Google’s fight against problematic content has drawn renewed attention to a common question: how does Google know what’s authoritative?
The simple answer is that it has no single “authority” metric. Rather, Google looks at a variety of undisclosed metrics which may even vary from query to query.
When Google first began, it did have a single authority figure. That was called PageRank, which was all about looking at links to pages. Google counted how many links a page received to help derive a PageRank score for that page.
Google didn’t just reward pages with a lot of links, however. It also tried to calculate how important those links were.
A page with a few links from other “important” pages could gain more authority than a page with many links from relatively unremarkable pages.
Even pages with a lot of authority — a lot of PageRank — weren’t guaranteed to rocket to the top of Google’s search results. However PageRank was only one part of Google’s overall ranking algorithm.

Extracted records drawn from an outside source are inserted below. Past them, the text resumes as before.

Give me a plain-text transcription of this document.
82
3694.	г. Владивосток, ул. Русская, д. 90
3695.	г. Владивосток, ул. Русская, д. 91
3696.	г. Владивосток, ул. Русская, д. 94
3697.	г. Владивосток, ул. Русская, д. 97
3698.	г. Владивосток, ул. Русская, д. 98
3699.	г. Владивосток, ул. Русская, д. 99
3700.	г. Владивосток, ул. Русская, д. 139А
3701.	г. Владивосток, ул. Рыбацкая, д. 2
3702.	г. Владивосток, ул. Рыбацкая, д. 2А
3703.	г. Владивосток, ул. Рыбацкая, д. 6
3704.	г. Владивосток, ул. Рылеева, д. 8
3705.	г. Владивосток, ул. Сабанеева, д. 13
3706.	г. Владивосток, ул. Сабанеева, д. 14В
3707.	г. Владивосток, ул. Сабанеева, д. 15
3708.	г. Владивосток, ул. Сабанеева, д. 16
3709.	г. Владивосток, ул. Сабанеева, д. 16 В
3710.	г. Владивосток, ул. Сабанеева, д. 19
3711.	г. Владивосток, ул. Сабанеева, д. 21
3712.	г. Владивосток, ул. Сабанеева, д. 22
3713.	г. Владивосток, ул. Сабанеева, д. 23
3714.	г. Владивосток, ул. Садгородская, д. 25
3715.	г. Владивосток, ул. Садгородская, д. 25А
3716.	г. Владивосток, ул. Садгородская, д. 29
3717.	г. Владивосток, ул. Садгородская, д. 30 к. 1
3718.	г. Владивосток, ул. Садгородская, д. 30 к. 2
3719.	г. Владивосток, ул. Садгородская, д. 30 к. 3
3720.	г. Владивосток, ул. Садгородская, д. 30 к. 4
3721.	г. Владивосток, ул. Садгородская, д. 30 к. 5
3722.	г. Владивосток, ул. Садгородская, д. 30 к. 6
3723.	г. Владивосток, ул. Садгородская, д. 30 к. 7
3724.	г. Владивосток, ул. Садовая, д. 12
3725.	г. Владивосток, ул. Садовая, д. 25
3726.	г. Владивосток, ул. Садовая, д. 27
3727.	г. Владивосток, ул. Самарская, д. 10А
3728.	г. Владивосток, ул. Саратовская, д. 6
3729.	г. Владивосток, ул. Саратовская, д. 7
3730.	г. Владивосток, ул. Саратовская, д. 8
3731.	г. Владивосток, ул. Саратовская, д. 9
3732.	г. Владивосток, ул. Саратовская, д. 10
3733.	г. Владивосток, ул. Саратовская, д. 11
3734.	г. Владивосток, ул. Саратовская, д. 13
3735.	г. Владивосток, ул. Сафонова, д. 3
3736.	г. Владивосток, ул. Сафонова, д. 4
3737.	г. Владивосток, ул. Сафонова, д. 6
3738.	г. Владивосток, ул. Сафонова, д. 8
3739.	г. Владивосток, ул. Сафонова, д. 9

The actual words within links had a huge impact. The words on the web pages themselves were taken into account. Other factors also played a role.
These days, links and content are still among the most important ranking signals. However, Αrtificial Ιntelligence — Google’s RankBrain system — is another major factor. In addition, Google’s ranking system involves over 200 major signals.
Even our Periodic Table of SEO Success Factors that tries to simplify the system involves nearly 40 major areas of consideration. None of these signals or metrics today involve a single “authority” factor as in the old days of PageRank.
Google uses a bucket of “signals” that increase and make more visible the result of a pages’ validity.
While there’s no single authority figure, that bucket of signals effectively works like one. #Google says authority is done on a per-page basis. In particular, it avoids the idea of domain authority because that can potentially lead to false assumptions about individual pages, especially those on popular sites.
For instance, sites like YouTube or Tumblr are using their popularity for individual pages within the sites and give those pages a reward they don’t necessarily deserve. In these cases, it is advisable to ask ourselves about the validity of the user and not the validity of the site.
How fast a site is or whether a site has been impacted by malware are two things that can have an impact on pages within those sites.
When all things are equal with two different pages, sitewide signals can help individual pages. Consider two articles on the same topic, one on the Wall Street Journal and another on some fly-by-night domain. Given absolutely no other information, given the information we have now, the Wall Street Journal article looks better. That would be us propagating information from the domain to the page level.
But pages are rarely in “all things equal” situations. Content published to the web quickly acquires its own unique page-specific signals that generally outweigh domain-specific ones. Among those signals are those in the bucket used to assess page-specific authority.